First of 83 New UK Gov Funded 4G Mast Upgrades Goes Live in England

The first government-funded rural 4G (mobile broadband) mast upgrades for England have today been completed in the market town of Keswick (Cumbria), which forms part of the industry-led £1bn Shared Rural Network (SRN) project with EE (BT), Vodafone, Three UK and O2 (Virgin Media). A further 82 masts in England are also set for upgrades.

The SRN – supported by £501m of public funding and £532m from operators – involves both the reciprocal sharing of existing masts in certain areas and the demand-led building and sharing of new masts in others between the operators (MNO). The target is to extend geographic 4G coverage (aggregate) to 95% of the UK by the end of 2025, which falls to 84% when only considering the areas where you’ll be able to take 4G from all providers.

NOTE: The target varies between regions, thus 4G cover from at least one operator is expected to reach 98% in England, 91% in Scotland, 95% in Wales and 98% in N.Ireland. But this falls to 90% in England, 74% in Scotland, 80% in Wales and 85% in N.Ireland when looking at coverage from all MNOs combined.

Most of the early work on the SRN has involved private investment from the main mobile network operators, although in recent months we’ve also seen government-funded mast upgrades taking place in other parts of the UK, such as Scotland (here), where public investment of £75m is being used to upgrade 120 sites. Similarly, 86 sites in Wales are following by the same example (here).

Today it’s England‘s turn, where public investment under the SRN will be used to upgrade 83 masts with 4G signals. Rural towns and villages in the Lake District are the first to benefit from this, starting with sites in the Cumbrian market town of Keswick. As a result, dozens of local businesses and community organisations in areas including Naddle, Thirlmere and St Johns-in-the-Vale, can now take advantage of better connectivity.

The masts reflect existing sites that have been upgraded to deliver 4G over a wider area. This element of the SRN sees the government (DSIT) providing a total of £184m from the £500m public SRN funding to the Home Office and mobile network operators to help upgrade Extended Area Service (EAS) masts being built as part of the Emergency Services Network (ESN), which helps to eliminate total not-spot areas.

Previously, only EE customers and anyone making 999 calls could benefit from these masts, but now the same will be true for Vodafone, O2 and Three UK.

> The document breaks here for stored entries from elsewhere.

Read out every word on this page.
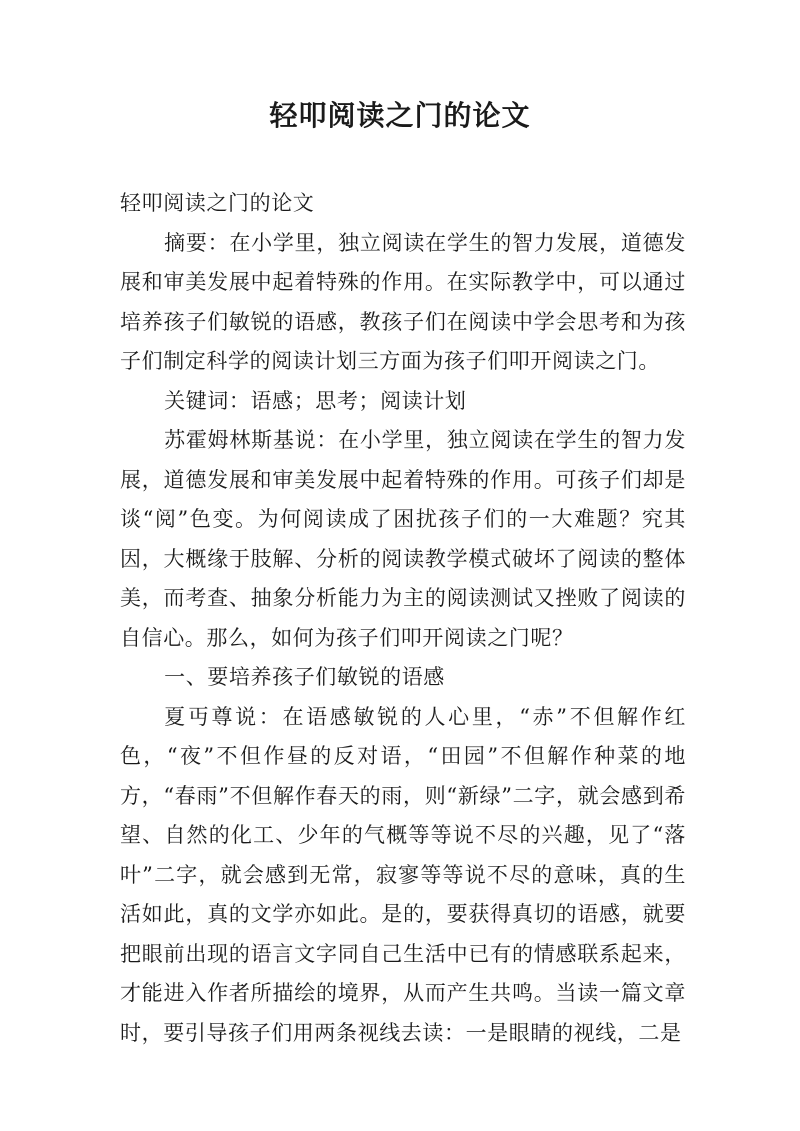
轻叩阅读之门的论文

轻叩阅读之门的论文

摘要：在小学里，独立阅读在学生的智力发展，道德发展和审美发展中起着特殊的作用。在实际教学中，可以通过培养孩子们敏锐的语感，教孩子们在阅读中学会思考和为孩子们制定科学的阅读计划三方面为孩子们叩开阅读之门。

关键词：语感；思考；阅读计划

苏霍姆林斯基说：在小学里，独立阅读在学生的智力发展，道德发展和审美发展中起着特殊的作用。可孩子们却是谈“阅”色变。为何阅读成了困扰孩子们的一大难题？究其因，大概缘于肢解、分析的阅读教学模式破坏了阅读的整体美，而考查、抽象分析能力为主的阅读测试又挫败了阅读的自信心。那么，如何为孩子们叩开阅读之门呢？

一、要培养孩子们敏锐的语感

夏丏尊说：在语感敏锐的人心里，“赤”不但解作红色，“夜”不但作昼的反对语，“田园”不但解作种菜的地方，“春雨”不但解作春天的雨，则“新绿”二字，就会感到希望、自然的化工、少年的气概等等说不尽的兴趣，见了“落叶”二字，就会感到无常，寂寥等等说不尽的意味，真的生活如此，真的文学亦如此。是的，要获得真切的语感，就要把眼前出现的语言文字同自己生活中已有的情感联系起来，才能进入作者所描绘的境界，从而产生共鸣。当读一篇文章时，要引导孩子们用两条视线去读：一是眼睛的视线，二是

Julia Lopez, UK Digital Infrastructure Minister, said:

“We’re dialling up fast and reliable mobile coverage across the UK through the Shared Rural Network. Our latest upgrade in the Lake District is one of many we’re working hard to deliver as part of our mission to clamp down on the headache of mobile ‘not spots’.

The coverage boost will provide endless benefits for communities and visitors, ensuring people stay connected on the go, enabling people to work more efficiently and attracting vital investment to the rural economy.”

Since the Shared Rural Network programme began in 2020, an additional 13,000 sq km – roughly the size of Northern Ireland or two million football pitches – have been able to receive coverage from all four operators. The government and the UK’s four mobile network operators ultimately aim to provide coverage to an additional 280,000 premises and 16,000km of the UK’s roads.

Meanwhile, the £532m being committed by mobile operators is largely intended to target partial ‘not spots’, where customers can only access 4G if they’re signed up with a mobile network operator that is active in the area.

The progress, while positive, follows after the National Audit Office (NAO) confirmed that Three UK, Vodafone and O2 are “each likely to miss their Ofcom licence obligation to provide 88% 4G coverage by June 2024” (this reflects the first target for tackling Partial Not-Spot (PNS) areas) and have requested to “discuss an 18-month extension to the PNS element of the programme” (here) – EE has already achieved the target (here).

After that, Ofcom has also set a deadline for improvements in Total Not-Spot (TNS) areas of early 2027, which is currently not being affected by the delays. Just to be clear, Ofcom’s licence obligations commit each individual operator to increase its 4G coverage to 88% of UK landmass by June 2024 – and to 90% by January 2027 – with these individual obligations supporting the overall target of 95% by December 2025.